Deepwater fields are one of the largest growth segments of the industry. The technologies that enable this growth economically are those that provide improvements in operational reliability, flexibility, and cost, and which mitigated risks. With offshore rig rates often hitting $500K US per day, special considerations must be taken into account when specifying or designing an upper deepwater completion at depths greater than 1,000 ft (305 m). When selecting a completion scenario, an accurate assessment of risk versus reward must be analyzed in order to design a cost-effective, yet flexible completion. In this paper, the authors outline the proper methodologies in selecting existing technology for each completion approach in subsea and dry tree applications.
Design methodologies for deepwater completions vary when compared to conventional type completions.
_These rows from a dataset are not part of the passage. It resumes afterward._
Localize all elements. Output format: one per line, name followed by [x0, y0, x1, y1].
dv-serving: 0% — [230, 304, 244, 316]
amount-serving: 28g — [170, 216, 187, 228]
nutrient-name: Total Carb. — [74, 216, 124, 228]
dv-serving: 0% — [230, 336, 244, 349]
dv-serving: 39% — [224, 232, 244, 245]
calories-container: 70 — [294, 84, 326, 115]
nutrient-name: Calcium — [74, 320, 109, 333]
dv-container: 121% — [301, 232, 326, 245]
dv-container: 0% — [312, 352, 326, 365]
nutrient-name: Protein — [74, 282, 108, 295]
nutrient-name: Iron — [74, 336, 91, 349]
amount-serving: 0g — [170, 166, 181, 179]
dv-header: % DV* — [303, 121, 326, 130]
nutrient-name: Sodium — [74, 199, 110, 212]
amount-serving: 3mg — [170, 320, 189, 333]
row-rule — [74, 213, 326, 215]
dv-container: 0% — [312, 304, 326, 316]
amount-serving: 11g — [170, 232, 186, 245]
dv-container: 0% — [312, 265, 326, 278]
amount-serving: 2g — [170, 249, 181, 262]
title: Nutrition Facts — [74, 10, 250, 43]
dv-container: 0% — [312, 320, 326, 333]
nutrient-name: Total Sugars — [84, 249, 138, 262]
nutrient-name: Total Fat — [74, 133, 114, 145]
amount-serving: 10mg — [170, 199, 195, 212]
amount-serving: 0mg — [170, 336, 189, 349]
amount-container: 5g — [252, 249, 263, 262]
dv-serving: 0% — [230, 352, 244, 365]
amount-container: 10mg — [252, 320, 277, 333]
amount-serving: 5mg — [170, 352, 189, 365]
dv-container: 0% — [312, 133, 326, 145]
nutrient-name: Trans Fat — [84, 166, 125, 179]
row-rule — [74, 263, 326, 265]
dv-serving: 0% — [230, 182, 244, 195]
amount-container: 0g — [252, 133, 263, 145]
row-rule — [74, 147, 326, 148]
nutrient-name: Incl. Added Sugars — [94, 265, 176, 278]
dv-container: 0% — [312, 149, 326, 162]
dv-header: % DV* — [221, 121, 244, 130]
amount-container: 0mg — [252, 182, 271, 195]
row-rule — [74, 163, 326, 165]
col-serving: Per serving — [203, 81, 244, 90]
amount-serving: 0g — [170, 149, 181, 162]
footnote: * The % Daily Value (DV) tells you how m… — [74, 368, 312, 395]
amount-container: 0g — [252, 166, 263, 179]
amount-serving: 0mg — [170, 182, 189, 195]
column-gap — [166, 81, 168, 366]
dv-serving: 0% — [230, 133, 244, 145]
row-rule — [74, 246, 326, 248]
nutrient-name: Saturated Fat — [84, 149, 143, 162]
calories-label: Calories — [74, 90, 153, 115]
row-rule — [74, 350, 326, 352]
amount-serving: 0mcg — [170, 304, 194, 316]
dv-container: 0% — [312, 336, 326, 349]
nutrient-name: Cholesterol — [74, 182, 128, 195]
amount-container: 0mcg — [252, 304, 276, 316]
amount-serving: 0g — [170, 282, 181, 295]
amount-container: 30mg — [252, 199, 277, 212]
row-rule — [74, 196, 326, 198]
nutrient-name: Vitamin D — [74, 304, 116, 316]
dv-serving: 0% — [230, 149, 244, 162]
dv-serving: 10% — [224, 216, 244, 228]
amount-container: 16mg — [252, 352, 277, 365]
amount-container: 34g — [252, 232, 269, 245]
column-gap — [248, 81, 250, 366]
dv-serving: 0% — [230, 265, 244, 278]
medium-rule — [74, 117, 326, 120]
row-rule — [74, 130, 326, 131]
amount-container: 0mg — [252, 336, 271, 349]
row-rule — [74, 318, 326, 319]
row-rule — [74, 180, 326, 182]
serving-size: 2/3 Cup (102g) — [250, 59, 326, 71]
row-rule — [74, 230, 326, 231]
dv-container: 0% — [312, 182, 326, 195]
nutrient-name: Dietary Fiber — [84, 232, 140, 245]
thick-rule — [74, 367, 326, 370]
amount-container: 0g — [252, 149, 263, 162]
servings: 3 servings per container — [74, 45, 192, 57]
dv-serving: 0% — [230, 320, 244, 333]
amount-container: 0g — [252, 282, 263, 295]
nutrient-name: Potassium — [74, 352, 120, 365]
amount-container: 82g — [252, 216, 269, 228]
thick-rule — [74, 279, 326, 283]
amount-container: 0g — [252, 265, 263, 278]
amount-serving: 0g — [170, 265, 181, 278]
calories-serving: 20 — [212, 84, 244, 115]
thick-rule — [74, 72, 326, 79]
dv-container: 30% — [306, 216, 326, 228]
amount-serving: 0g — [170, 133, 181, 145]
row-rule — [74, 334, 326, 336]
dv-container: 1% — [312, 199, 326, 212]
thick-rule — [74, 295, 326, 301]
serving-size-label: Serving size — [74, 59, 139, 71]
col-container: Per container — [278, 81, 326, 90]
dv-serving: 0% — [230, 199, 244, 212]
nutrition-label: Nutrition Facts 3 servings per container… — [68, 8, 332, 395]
The basis of design in a conventional type completion includes: 1) a production packer to isolate pressure and fluids from the producing zone and manage production tubing movement and loads; 2) a surface-controlled subsurface safety valve (SCSSV), whose objective is to isolate the tubing and well head from well fluids in an emergency or planned shutdown; and 3) flow control equipment, such as landing nipples, chemical injection nipples, and sliding sleeves. Deepwater subsea or dry tree completions have similar basic requirements as that of conventional completions. However, critical to deepwater are the completion design, planning, quality assurance and quality control, reliability, execution/deployment, and longevity of the completion.
Drivers for completion methodologies in subsea and dry tree applications will be discussed. Issues such as tubing space-out, packer-setting methods, SCSSV operating parameters, sub-mudline tubing and packoff hangers will be reviewed. Temporary well suspension methods will also be discussed where applicable and different completion options will be outlined for each case.
History and Classification
The demand to replace reserves is pushing operators to drill deeper reservoirs in deeper water. Some of the challenges of producing hydrocarbon in this type of environment are to identify viable prospects, and efficiently drill and complete these wells. These challenges are driving the industry to develop technologies that will address this high-cost environment. So what is considered deepwater? US Mineral and Management Service (MMS) considers water more than 1,000 ft (305 m) to be deepwater. In the industry, some operators consider ultradeep water as more than 5,000 ft (1524 m).
Deepwater oil and gas production is increasing rapidly and output is expected to more than double by 2010. From 3 MMb/d in 2005, deepwater oil production will grow to over 6.7 MMb/d in 2010, while deepwater gas production will increase from 60 to 108 bcm (1-1.9 MMbbl equivalent) over the same period. To put this in context, deepwater oil production currently accounts for 10% of the total offshore oil production; however over the next 10 years, its total share relative to shallow water output will rapidly grow and account for an estimated 25% of offshore production by 2015.
The most identifiable deepwater markets are Africa, Gulf of Mexico, and Brazil, which account for 80%-90% of current deepwater production. Latin American counties (Mexico and Colombia) and Asia (Indonesia and India) are upcoming markets that are pursuing development in water depths in excess of 1,000 ft (305 m).